Suite à la réévaluation de la balance bénéfice/risque des pilules contraceptives de troisième et quatrième génération fin 2012, les autorités sanitaires ont décidé de dérembourser ces médicaments. Conséquence, les ventes des pilules de deuxième génération ont augmenté. Quel est leur profil de sécurité ? Le rôle des gynécologues a-t-il évolué au cours des dernières années ? Les réponses du Dr Béatrice Guigues, gynécologue à Caen.
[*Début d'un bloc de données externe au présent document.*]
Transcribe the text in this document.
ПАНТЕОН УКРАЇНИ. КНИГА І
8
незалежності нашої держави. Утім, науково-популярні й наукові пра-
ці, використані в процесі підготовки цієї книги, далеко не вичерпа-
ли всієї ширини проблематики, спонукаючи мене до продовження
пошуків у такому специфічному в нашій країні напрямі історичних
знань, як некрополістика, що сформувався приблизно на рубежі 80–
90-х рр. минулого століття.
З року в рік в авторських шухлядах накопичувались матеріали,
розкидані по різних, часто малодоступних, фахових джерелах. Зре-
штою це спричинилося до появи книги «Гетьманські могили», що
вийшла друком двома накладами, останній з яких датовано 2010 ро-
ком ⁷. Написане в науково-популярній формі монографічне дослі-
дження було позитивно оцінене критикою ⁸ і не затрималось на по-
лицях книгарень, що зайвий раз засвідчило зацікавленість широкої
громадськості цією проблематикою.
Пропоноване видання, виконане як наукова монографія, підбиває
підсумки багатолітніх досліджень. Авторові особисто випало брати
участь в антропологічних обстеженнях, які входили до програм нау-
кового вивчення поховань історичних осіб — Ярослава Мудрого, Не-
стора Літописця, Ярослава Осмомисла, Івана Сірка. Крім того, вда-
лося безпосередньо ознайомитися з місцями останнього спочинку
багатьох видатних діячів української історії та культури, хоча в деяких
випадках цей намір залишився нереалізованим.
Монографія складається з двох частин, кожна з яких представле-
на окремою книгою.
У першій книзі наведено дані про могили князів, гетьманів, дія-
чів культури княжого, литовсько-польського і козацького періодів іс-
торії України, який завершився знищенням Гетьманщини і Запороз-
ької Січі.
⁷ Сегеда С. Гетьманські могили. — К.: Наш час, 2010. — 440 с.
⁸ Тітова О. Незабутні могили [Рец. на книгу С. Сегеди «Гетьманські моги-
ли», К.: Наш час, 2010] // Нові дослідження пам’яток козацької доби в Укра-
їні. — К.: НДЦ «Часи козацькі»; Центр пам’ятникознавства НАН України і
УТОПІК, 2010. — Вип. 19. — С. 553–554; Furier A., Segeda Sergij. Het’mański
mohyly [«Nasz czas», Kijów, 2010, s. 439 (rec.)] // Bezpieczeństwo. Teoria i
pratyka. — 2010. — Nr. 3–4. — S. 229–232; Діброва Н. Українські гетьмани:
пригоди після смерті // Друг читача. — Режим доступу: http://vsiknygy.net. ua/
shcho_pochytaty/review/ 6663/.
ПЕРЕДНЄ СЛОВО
Depuis le 30 septembre 2013, les pilules contraceptives de 3e génération ne sont plus remboursées par l’Assurance-maladie. Précisons que pour les contraceptifs de quatrième génération, il n’existait pas de prise en charge. A l’époque, la ministre en charge de la Santé, Marisol Touraine, en avait ainsi décidé après que la Haute Autorité de Santé (HAS) ait rendu un avis défavorable au remboursement sur cette classe de contraceptifs. En cause, un service médical rendu (SMR) jugé « insuffisant ». Résultats, les pilules de 3e et 4e générations ne représentent désormais que 22% des ventes de pilules contraceptives, contre 45% en 2012.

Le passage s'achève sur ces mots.